One industry is not feeling the pinch. Millennials are getting married at the same rate their parents did. They are just waiting longer to walk down the aisle.

That has led to changes in the practice of family law, particularly in the area of prenuptial agreements. With millennials being in their 30s on average when they marry, they have acquired more “stuff,” property, retirement accounts, homes, businesses, cars and the associated debt that comes along with those items.

Since millennials have more of those things, many are flocking to prenuptial agreements. They see the legal contract as a means of ensuring that both parties to a marriage are protected where finances are concerned. The document also sets up how money part of the marriage will work from its earliest days, which could help to prevent future legal entanglements should the relationship fail.

Prenups not only decide how assets will be divided if a marriage fails. They also help determine which party is responsible for which debt that is accumulated over the life of a marriage.

Many millennials are also products of divorce themselves. Their parents may have divorced while they were growing up or they may be adult children whose parents themselves divorced later in life. That has led to millennials seeing prenuptial agreements as something not to be feared, but as simply a way to protect their as sets and what they have worked hard to build up for themselves.
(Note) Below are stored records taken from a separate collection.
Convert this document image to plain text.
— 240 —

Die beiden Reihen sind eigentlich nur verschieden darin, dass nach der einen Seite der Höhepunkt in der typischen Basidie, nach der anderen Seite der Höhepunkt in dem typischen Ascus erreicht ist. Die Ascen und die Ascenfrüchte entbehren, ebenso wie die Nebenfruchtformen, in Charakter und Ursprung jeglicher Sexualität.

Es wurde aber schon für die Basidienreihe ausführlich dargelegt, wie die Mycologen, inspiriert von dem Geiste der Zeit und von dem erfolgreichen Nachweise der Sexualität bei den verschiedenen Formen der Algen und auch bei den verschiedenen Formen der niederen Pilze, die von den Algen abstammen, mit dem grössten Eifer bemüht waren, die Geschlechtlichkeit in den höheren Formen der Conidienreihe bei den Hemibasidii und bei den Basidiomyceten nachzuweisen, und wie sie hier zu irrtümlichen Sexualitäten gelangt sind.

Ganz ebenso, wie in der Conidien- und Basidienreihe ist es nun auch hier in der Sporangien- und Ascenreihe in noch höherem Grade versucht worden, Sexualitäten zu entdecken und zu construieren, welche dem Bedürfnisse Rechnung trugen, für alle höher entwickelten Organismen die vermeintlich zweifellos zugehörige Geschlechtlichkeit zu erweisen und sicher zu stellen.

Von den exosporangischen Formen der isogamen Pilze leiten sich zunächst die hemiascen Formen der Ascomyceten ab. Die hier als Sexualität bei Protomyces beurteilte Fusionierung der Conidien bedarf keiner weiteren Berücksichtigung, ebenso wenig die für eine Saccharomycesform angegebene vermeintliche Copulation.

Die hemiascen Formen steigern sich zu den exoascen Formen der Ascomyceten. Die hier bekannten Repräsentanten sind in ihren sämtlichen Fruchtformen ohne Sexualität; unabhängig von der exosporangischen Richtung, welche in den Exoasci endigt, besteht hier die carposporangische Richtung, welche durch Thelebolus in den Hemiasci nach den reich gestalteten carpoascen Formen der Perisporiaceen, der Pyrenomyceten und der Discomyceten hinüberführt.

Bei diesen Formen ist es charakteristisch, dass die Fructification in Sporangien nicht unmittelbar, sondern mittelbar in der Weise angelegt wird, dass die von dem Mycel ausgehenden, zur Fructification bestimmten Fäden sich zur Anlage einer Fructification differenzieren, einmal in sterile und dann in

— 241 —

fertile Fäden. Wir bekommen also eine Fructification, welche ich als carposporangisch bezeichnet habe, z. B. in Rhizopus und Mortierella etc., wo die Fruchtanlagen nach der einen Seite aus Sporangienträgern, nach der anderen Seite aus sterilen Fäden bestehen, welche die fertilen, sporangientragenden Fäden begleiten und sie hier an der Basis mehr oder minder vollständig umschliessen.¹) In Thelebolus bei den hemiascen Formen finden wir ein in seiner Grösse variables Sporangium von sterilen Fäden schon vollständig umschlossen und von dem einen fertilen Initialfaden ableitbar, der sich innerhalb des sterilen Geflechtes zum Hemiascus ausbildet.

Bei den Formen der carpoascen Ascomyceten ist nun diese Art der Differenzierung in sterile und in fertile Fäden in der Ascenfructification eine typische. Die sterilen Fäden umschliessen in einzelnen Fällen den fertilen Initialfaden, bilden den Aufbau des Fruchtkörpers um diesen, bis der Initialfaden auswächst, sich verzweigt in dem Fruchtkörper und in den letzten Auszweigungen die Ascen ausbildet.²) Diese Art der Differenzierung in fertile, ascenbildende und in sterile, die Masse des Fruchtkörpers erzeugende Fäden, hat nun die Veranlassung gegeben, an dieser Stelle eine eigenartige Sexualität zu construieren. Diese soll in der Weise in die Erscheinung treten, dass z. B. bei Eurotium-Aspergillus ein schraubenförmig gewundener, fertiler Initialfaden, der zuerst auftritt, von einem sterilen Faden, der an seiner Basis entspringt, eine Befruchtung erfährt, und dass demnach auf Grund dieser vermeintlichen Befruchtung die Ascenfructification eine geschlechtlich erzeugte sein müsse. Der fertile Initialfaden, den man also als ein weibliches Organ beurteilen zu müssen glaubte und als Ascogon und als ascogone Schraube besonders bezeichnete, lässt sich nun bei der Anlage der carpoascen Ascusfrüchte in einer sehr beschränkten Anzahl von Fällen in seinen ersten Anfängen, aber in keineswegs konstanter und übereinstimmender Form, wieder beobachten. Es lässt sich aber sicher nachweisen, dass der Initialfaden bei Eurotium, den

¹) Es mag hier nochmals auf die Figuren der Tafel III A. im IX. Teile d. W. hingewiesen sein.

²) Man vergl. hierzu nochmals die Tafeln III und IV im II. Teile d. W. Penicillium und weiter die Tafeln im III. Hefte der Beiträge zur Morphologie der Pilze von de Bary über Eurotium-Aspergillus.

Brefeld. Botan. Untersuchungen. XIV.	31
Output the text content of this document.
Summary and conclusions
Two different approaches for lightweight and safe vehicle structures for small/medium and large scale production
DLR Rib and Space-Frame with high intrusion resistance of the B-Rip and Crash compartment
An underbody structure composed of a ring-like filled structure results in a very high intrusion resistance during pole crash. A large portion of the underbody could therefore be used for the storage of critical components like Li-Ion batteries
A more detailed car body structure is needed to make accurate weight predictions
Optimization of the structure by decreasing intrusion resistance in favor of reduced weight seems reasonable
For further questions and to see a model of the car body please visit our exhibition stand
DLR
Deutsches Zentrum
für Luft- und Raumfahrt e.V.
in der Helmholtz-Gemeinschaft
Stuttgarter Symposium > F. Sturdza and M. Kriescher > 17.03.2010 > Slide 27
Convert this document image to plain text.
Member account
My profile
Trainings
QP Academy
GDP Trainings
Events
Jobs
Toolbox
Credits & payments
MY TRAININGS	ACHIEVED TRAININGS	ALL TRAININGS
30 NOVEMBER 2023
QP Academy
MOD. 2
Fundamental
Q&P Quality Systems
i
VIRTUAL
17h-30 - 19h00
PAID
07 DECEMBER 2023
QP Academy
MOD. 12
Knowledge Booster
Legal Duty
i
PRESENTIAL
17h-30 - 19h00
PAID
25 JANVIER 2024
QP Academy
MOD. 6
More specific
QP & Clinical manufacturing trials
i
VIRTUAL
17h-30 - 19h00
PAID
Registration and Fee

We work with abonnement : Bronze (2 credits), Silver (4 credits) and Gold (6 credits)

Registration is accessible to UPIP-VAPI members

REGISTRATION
In short, it is financially prudent to have a prenuptial agreement in place before you wed if you own real estate or a business; have been married before and have children as a result of that marriage; have a significant amount of debt; have a substantial retirement account; are looking ahead to receiving a large inheritance, proceeds from a lawsuit or stock options or other windfall; or will leave the workforce for a period of time in order to raise children.

For millennials marrying later in life, prenuptial agreements are becoming the norm and that is changing the face of family law.